As much as I want you to learn the Six Timeless Principles of forming successful relationships that transform, I want to start with something that is even more important which you can do through knowing and using these timeless principles. That is you can avoid the distraction and often times devastation of relationships that fail.
I have so often seen the devastating results in business, government, and non-profit organizations when the timeless principles of forming relationships are ignored. Avoiding the mistake of attempting to form or continuing to pursue a relationship that is likely to fail can not only save you the cost of the investment, but as in interpersonal relationships can save you the one asset that you can never recapture if lost, time. In business, the axiom is that “time is money”. In non-profit, time is impact.
Why do bad relationships cause your company or organization to lose so much time? The reason is that the time it takes for an organization to realize that a relationship on which they have embarked is ill-fated and unlikely to succeed is typically 18 months. There is a 6 month honeymoon. Then there is a period of about 6 months where the abrasions of a badly-fit relationship causes concern and actions are taken to respond to the issues. Then there is another 6 months trying to get out of the relationship. Many unsuccessful relationships lumber along consuming resources and time for 2 years or more.
Unsuccessful mergers often take 3 years before it is clearly recognized that there is a flaw in the relationship that is keeping the results from being what the organizations had envisioned when they first entered into the relationship. Once the failure is recognized as one that cannot be corrected, there is the time required to exit the relationship, which is much more difficult when assets have been mingled and financial investments made.

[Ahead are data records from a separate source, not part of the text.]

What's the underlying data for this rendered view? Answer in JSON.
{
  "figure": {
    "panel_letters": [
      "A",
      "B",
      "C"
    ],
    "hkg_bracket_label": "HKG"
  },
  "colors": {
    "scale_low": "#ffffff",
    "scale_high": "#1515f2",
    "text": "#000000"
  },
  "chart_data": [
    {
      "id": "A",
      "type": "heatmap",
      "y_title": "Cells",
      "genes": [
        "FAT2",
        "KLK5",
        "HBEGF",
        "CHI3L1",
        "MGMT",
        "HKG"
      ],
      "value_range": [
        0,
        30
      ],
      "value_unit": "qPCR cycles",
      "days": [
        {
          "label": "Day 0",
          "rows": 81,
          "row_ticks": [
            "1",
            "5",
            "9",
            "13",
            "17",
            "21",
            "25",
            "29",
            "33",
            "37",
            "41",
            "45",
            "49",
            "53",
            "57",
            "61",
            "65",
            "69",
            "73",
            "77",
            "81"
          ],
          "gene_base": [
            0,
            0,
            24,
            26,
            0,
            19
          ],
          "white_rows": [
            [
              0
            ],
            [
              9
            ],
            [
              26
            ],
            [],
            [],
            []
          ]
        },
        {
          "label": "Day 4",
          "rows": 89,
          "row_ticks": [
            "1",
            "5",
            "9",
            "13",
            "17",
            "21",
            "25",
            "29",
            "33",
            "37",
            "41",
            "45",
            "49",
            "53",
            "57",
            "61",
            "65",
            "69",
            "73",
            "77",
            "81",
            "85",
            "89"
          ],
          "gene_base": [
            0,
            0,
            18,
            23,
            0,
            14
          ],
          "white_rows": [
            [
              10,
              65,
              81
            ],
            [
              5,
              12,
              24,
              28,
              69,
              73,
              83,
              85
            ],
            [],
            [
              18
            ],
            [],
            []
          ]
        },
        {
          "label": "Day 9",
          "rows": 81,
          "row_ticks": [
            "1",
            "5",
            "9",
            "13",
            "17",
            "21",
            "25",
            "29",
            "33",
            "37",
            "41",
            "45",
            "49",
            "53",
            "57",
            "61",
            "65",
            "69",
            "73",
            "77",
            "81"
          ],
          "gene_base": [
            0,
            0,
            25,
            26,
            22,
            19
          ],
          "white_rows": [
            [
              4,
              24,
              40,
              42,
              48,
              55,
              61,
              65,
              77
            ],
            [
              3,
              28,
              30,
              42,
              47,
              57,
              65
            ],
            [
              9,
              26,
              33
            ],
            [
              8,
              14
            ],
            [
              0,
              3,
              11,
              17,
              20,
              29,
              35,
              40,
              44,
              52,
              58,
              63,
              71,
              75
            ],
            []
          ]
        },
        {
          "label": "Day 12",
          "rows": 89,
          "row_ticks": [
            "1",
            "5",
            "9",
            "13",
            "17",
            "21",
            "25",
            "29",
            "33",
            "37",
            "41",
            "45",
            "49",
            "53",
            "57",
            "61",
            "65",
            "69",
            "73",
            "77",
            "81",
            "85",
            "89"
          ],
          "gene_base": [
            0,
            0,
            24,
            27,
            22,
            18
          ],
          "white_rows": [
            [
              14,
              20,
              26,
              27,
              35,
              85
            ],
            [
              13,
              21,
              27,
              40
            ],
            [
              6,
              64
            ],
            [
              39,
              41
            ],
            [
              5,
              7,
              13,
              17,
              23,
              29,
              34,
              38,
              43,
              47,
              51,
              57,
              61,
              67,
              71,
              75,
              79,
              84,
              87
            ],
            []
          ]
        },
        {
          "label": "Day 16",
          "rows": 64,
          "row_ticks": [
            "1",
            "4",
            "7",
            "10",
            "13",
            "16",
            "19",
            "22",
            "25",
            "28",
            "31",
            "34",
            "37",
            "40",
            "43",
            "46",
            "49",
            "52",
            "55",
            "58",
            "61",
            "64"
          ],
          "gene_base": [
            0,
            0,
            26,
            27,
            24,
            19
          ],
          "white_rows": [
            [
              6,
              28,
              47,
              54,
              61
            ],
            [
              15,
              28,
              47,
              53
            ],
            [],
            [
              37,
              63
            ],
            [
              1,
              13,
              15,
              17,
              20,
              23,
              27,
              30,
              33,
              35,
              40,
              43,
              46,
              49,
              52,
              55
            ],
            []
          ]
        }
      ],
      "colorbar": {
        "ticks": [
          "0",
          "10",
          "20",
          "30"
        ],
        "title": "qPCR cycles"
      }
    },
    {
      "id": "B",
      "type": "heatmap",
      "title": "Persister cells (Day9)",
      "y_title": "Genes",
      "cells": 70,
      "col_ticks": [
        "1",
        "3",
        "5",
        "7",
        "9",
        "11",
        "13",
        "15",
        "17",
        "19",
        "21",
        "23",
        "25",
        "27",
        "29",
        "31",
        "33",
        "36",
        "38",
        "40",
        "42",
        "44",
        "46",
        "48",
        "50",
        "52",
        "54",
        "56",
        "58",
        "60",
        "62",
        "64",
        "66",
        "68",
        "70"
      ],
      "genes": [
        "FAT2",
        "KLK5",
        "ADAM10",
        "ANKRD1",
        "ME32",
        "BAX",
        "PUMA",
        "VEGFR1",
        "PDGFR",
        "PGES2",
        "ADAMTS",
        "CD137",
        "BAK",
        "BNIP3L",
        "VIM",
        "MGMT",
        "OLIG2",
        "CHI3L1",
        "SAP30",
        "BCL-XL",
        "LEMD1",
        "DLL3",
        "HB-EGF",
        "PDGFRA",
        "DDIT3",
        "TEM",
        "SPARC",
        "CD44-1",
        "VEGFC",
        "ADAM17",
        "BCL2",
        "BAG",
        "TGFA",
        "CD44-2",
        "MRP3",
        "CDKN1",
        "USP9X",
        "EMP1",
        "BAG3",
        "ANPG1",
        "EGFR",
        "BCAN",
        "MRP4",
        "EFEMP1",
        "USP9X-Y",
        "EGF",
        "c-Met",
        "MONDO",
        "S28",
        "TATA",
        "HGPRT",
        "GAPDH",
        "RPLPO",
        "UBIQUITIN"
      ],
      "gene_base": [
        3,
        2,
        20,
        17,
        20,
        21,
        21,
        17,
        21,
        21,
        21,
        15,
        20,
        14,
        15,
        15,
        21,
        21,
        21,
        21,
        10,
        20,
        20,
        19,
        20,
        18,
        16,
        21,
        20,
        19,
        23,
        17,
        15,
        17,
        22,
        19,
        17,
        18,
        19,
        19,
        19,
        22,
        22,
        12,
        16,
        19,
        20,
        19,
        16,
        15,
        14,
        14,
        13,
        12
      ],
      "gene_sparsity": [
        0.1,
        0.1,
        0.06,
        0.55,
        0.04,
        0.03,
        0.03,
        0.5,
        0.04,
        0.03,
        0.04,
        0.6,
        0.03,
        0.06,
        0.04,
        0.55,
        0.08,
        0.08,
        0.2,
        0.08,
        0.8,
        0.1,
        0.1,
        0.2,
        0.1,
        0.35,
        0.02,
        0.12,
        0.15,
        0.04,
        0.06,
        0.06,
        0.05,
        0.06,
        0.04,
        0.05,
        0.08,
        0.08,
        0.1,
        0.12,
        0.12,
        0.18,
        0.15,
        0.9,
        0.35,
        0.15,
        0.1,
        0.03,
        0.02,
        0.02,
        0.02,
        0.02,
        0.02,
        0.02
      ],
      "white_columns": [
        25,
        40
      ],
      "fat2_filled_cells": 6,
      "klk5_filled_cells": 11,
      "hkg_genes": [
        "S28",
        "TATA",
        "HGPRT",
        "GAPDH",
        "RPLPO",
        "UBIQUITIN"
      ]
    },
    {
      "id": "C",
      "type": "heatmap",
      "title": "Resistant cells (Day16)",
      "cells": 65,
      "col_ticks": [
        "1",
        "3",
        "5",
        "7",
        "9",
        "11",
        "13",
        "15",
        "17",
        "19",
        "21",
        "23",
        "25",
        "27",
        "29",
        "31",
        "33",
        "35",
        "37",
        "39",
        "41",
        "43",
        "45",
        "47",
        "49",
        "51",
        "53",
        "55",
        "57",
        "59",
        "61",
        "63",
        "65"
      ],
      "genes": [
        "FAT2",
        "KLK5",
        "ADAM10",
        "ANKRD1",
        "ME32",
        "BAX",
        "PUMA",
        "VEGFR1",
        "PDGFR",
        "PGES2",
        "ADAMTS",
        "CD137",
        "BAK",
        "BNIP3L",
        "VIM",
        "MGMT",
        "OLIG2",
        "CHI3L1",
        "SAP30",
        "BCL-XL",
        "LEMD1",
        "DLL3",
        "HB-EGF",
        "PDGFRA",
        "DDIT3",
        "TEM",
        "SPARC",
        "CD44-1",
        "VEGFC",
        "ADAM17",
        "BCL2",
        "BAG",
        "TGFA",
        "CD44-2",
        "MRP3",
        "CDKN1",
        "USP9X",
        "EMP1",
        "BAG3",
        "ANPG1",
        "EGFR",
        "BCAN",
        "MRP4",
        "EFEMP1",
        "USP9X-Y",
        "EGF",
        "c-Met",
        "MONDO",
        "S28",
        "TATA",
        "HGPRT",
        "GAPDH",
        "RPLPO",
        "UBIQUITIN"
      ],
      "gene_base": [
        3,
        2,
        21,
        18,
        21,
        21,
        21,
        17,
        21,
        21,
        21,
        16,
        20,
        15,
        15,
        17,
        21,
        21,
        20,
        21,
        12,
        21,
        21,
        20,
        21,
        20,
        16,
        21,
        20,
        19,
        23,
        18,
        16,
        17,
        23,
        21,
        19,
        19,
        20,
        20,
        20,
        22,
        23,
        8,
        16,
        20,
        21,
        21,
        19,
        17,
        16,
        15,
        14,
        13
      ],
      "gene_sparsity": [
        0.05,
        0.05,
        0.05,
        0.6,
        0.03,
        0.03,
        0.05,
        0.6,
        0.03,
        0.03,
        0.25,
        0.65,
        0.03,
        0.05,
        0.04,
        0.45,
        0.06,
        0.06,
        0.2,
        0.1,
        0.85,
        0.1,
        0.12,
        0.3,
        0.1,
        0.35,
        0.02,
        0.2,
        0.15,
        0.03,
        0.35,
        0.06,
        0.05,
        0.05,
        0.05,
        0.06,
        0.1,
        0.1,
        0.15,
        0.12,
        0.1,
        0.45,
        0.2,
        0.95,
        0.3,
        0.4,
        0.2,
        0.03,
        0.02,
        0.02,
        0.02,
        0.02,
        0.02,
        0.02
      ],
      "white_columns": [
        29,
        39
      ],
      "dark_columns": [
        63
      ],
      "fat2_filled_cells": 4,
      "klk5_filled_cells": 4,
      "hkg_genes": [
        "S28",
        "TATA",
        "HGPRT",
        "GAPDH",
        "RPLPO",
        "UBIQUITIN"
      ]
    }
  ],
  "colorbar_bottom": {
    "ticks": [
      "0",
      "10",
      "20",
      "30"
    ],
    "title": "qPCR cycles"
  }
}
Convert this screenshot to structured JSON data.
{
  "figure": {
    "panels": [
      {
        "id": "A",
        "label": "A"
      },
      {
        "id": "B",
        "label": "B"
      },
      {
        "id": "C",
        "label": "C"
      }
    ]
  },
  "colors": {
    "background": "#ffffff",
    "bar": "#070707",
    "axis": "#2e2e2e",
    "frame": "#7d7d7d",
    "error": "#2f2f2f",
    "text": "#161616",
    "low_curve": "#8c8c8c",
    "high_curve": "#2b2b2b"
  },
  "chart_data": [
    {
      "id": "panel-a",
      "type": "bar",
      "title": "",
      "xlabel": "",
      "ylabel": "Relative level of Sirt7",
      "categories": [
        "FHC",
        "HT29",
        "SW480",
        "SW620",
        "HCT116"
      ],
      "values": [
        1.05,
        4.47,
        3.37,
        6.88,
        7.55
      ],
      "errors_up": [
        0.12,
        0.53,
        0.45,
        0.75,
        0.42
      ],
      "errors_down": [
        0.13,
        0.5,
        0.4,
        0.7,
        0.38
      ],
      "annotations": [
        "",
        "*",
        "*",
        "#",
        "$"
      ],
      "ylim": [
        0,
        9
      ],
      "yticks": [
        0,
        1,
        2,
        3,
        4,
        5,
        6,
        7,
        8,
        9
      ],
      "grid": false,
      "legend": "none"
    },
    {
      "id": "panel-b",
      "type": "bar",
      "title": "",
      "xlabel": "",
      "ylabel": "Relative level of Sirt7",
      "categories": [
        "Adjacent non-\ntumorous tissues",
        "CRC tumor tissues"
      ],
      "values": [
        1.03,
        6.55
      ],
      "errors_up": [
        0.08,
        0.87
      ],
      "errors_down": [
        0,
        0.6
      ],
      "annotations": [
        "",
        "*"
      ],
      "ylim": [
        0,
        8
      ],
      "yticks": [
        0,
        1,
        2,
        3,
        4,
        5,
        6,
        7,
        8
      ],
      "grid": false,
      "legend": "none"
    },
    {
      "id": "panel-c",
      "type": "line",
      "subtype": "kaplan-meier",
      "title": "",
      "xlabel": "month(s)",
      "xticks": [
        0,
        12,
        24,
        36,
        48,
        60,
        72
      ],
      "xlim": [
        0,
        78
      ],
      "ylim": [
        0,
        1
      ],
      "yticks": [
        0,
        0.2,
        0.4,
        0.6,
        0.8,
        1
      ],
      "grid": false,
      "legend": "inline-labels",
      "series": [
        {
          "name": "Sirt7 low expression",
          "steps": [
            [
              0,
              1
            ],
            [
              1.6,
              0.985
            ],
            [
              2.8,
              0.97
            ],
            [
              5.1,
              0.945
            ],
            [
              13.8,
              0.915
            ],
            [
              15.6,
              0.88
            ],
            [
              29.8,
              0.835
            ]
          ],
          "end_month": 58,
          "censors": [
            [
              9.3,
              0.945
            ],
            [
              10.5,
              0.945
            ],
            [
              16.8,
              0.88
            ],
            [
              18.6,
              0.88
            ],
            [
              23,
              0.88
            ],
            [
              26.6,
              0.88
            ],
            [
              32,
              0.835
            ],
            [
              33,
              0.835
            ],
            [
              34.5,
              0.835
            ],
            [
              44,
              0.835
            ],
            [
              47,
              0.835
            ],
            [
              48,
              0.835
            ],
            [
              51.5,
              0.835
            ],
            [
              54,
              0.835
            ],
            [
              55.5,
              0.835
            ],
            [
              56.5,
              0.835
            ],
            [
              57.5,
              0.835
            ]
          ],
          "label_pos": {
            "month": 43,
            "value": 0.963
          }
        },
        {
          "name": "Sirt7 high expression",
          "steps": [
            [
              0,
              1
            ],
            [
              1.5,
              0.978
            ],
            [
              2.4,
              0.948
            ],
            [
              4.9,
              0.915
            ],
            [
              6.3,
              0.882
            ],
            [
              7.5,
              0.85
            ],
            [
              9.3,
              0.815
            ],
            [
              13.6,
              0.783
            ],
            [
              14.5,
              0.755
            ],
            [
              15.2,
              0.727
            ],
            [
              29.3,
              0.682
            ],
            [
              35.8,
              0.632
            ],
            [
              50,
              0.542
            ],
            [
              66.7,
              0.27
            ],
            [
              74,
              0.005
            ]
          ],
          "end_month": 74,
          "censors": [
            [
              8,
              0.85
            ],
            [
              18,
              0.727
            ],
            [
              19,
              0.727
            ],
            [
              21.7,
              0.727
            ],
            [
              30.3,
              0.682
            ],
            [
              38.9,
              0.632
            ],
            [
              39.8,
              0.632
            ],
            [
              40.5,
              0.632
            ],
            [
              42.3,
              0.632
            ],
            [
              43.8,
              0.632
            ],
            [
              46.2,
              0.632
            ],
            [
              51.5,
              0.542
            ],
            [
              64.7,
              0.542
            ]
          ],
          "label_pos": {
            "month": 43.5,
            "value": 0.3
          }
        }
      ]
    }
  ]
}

Some relationships are such that the entities are unable to excise themselves from the relationship. Like one person being pulled down with another that is drowning, all organizations in the relationship can be pulled under the water line by internal turmoil, becoming starved for the oxygen of customer and operational focus, and suffer to the point of being greatly reduced in size, value or even suffer organizational death.
What is unavoidable in a failed relationship is the damage done by the loss of good people, the reduction of assets, and the loss of momentum in the market or area of focus for your organization. In industry, competition moves in and takes market share. In other sectors, the mission of the organization goes unfulfilled and people suffer. Avoiding failed relationships can be of more value than predicting the ones that will have exponential success.
One tip to avoid forming an ill-fated relationship is the subtle, but significant characteristic of timing. There is saying adapted from a line in the play The Tempest, by William Shakespeare: “Misery acquaints a man with strange bedfellows.” It is spoken by a man who has been shipwrecked and finds himself seeking shelter beside a sleeping monster. Drawing from the circumstances that led to the quote regarding “strange bed fellows”, the best time to form a relationship is NOT when one is ship wrecked. This is often when people seek the solace of a strange bed fellow. Later they find they have become too close to a sleeping monster.
An organization that is in need of cash or has lost a key leader or has missed a curve in the competitive product or service offering and finds itself in need of a boost is often in a poor position to form a successful Relationship. The value offered by each organization is clouded by temporary circumstances. Yet many organizations choose this timing to attempt to form Relationships. Successful Relationships are very rarely formed in such circumstances. When one chooses to form a Relationship is important.